Reconstructing the market in a Euclidean space allows us to study a group of stocks from a geometric perspective. This approach makes it possible to introduce some geometric concepts for analysing correlation structures. The main conclusions of this study are as follows.

The angle between the vectors corresponding to the stock is close to \(\pi /2\), forming a direct relationship between stock norms and the average correlation coefficient. Furthermore, the norm distribution is found to change over time; for example, the average norm during the financial crisis is smaller, but the standard deviation of the norm is greater. In addition, we also find that the stock with a small norm has a strong influence on the network structure. For example, we constructed networks with super hub nodes by adding small-norm stocks.

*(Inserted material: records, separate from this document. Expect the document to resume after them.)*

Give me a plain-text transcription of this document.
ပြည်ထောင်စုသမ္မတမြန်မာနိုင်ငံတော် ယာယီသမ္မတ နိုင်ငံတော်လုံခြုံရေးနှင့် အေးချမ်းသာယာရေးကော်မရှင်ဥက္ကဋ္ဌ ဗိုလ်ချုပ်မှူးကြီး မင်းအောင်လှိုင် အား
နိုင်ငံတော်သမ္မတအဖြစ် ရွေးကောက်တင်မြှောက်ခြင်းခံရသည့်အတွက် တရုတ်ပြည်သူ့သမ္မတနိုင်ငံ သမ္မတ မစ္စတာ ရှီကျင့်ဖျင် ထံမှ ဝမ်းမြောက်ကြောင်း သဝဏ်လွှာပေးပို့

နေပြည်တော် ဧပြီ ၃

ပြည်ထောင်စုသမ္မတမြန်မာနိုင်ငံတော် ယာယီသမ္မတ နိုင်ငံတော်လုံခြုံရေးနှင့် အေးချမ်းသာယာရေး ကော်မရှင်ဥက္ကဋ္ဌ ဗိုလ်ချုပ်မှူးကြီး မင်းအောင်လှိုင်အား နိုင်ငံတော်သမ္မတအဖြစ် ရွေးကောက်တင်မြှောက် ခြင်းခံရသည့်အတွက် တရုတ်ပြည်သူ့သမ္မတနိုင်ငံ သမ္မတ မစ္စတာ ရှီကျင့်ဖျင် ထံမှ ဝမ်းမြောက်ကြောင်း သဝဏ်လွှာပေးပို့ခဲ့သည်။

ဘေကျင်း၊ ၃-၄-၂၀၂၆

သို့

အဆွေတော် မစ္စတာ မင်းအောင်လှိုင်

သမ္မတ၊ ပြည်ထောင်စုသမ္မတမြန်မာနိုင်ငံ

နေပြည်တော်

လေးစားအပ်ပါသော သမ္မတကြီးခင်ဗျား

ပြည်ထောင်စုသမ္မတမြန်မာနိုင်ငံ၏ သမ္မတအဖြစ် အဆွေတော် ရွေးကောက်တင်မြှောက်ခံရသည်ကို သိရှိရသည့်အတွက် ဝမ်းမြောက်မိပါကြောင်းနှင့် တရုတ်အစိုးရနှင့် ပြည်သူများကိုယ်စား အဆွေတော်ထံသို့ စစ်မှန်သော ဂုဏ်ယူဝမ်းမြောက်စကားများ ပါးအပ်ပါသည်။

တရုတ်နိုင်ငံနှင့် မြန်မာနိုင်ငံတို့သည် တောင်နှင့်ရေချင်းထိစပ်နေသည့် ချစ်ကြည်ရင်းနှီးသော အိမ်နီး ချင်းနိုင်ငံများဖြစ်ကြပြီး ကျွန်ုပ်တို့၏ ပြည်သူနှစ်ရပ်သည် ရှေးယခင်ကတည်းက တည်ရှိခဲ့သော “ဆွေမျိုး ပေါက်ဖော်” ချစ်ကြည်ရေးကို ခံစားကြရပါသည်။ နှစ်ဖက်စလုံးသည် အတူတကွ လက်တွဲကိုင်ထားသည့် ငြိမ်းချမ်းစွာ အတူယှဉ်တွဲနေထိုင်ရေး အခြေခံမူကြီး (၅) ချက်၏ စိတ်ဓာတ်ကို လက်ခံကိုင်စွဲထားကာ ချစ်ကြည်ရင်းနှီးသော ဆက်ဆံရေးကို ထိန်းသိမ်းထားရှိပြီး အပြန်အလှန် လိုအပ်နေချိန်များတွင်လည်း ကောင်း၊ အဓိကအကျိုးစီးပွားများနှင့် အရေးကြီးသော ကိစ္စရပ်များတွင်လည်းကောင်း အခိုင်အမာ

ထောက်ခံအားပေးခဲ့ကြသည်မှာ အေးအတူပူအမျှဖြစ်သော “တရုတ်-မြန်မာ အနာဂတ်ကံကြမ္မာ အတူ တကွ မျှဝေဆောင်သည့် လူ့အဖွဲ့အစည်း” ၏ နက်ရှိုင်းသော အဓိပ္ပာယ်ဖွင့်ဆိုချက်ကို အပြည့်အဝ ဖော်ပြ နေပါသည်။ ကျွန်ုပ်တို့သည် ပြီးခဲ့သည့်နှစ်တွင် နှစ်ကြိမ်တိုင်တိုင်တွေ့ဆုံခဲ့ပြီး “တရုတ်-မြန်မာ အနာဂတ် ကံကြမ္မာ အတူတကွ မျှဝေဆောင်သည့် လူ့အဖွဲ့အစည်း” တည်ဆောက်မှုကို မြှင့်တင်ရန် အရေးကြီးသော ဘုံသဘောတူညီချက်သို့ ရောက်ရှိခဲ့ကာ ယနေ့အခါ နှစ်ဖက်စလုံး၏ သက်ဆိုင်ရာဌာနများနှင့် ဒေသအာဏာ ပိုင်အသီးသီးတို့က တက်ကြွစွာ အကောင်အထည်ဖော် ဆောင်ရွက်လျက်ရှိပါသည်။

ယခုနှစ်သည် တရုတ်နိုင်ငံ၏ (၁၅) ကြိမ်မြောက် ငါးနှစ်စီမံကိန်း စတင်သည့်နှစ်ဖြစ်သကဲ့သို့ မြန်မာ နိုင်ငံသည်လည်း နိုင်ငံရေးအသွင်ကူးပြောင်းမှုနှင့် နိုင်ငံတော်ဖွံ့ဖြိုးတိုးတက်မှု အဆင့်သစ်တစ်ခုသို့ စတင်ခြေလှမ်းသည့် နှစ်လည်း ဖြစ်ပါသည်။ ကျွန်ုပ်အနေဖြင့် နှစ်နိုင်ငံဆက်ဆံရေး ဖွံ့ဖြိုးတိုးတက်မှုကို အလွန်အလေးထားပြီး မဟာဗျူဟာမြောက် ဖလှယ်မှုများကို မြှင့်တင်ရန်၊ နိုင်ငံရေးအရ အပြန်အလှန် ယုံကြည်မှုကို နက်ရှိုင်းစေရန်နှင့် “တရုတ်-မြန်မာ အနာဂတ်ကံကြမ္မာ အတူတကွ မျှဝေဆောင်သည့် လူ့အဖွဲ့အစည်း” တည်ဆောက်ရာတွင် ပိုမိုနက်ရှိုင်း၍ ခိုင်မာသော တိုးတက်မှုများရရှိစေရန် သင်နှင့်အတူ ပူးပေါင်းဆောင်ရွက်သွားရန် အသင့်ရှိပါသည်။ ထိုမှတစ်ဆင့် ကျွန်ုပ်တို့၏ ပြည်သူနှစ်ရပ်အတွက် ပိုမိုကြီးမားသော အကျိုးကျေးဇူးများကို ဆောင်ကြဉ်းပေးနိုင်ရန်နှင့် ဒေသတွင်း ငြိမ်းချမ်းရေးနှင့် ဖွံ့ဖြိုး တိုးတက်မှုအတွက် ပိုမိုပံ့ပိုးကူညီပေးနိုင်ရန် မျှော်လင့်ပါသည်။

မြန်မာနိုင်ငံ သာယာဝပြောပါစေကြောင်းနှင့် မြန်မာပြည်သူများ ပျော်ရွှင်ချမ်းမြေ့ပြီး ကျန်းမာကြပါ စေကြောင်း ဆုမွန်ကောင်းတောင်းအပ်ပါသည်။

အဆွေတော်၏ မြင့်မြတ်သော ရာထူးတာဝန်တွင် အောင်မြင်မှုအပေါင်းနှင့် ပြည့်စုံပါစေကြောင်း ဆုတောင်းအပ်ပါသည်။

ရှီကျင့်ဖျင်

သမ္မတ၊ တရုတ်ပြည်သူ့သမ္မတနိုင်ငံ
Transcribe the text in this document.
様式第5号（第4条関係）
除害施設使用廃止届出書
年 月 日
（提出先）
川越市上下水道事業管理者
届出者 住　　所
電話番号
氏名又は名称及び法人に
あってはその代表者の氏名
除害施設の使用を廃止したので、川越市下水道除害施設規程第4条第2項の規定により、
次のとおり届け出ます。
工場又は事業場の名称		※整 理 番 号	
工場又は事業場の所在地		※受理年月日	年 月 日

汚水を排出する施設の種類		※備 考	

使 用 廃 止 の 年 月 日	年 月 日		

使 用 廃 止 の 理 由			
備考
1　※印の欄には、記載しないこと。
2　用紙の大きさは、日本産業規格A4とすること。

In particular, we constructed several networks with a chain structure using the distribution of stock norms. In addition to conducting an analysis from the network perspective, we examine the changes in the correlation information contained in the subspace and find that \(\hbox {Dim}_{p}\) changes over time. During the financial crisis, the values of \(\hbox {Dim}_{p}\) are smaller, indicating that the subspace contains more information.

In summary, we establish the relationship between market geometry and the correlation-based network. In our study, each node in the network is given some geometric indicators, such as norm, so that the geometric perspective of the correlation-based network is established. This detailed study reveals a link between geometric conditions and the structure of the correlation-based network. The calculations herein show that the correlation structure can be effectively studied through market geometry.